Champion powerlifter Cass Pickard looks like the picture of health, but the Emerald mother-of-two says just a few short years ago that was not the case.
Pickard recently returned from the Commonwealth Powerlifting and Benchpress Championships in Canada, where she collected three gold medals and a bronze.
The achievement is made even more impressive when you consider that she only discovered powerlifting by accident after her two young children were born.
[I felt] the buzz, the sense of achievement, and I thought ‘I think I like this sport’.

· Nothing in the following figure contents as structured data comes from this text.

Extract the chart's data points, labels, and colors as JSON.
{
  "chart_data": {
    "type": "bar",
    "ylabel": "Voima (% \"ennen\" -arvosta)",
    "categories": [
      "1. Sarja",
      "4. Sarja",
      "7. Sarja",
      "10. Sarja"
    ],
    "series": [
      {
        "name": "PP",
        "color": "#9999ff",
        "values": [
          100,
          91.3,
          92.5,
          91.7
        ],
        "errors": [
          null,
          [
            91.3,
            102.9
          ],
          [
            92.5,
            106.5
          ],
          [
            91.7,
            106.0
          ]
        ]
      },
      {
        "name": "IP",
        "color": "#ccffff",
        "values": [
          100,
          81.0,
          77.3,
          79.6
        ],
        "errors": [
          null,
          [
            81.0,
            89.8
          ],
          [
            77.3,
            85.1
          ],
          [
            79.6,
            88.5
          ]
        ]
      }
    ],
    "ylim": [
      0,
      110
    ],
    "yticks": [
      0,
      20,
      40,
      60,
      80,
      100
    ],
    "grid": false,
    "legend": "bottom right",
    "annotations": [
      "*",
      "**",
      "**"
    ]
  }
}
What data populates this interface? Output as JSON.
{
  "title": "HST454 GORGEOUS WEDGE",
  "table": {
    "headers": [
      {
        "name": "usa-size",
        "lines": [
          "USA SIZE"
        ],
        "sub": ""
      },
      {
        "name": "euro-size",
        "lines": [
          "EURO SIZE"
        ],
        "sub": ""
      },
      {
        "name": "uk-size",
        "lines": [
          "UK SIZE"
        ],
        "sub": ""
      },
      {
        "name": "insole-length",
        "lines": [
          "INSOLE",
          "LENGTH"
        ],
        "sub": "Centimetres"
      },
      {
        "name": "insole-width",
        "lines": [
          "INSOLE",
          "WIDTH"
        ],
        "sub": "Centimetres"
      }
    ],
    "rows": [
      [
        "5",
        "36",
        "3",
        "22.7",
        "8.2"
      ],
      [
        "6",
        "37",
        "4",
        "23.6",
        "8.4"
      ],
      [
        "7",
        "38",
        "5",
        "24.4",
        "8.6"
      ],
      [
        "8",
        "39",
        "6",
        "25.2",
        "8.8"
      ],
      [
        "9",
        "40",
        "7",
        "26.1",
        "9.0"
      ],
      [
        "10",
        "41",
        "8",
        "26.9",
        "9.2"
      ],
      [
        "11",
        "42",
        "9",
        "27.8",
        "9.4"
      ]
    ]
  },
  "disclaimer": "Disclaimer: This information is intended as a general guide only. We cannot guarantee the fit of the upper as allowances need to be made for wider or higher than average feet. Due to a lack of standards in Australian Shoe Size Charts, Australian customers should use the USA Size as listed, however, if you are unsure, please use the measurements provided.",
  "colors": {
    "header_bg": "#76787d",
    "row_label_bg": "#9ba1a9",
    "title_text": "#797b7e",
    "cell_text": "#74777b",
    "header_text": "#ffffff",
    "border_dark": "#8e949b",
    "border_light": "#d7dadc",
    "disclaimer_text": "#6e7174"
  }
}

Pickard said she gained a lot of weight after having her children, deciding to join the local gym to try and rebuild her self-confidence.
“Before kids I was a smoker. When I had the kids I gave up smoking and found a new love for food,” she said.
“I think with my son I hit 105 kilograms, and I’m five-foot-four, so I was nearly as wide as I was tall.
“[I thought] I don’t want to be unhappy and self-conscious about my body, so I made a decision [to go to the gym],” she said.
Pickard began working out regularly and after 12 months was approached by a woman at the gym.
“This strong looking lady walked past and came back and said to me, ‘You look like a powerlifter’ and I said ‘What’s a power lifter?’,” Pickard said.
The woman was former World Powerlifting champion Katrina Robertson, who explained that powerlifting involved three different lifts — a squat, a bench and a dead lift.
Robertson agreed to coach her and Pickard said she quickly found a love for the sport.
Five weeks after beginning training, Pickard took part in her first powerlifting competition in Townsville.
“[I felt] the buzz, the sense of achievement, and I thought ‘I think I like this sport’,” she said.
Unique training method a success
After Robertson moved away from central Queensland, Pickard began training on her own but found it difficult.
“I felt lost,” she said.
“I went from having this coach, this big figure sheltering me at competitions, to nothing.”
Sometimes, you’re like ‘I can’t be bothered going to the gym tonight, I’ve had a big day’ or whatever, but you’ve got to make yourself do it. I want to see results.
During a competition in Newcastle, she met Canberra-based trainer Joe Matthews who agreed to be her long-distance coach.
She said their unique arrangement worked well.
“Joe emails me my programs and so when I’m training I usually take my tripod and my iPad with me, and I tape all my big lifts and I email them to him.”
She said her coach would then critique her lifts and send her feedback.
“Anything I’m not sure of he’ll tape himself [doing it] and he’ll email it to me,” she said.
“I do work hard in the gym because it’s like he’s here, he’s seeing these lifts, you can’t cheat. At the end of the day you’re just cheating yourself.”
Pickard said it was difficult to fit training in around her children, her husband and her night-time job driving trucks in the mines, but the payoff was worth it.
“The kids do come first but I think you have to be happy with where you’re at … you have to have that time out from the children,” she said.
“Sometimes, you’re like ‘I can’t be bothered going to the gym tonight, I’ve had a big day’ or whatever, but you’ve got to make yourself do it. I want to see results.
“I want to be fit and strong for the children.”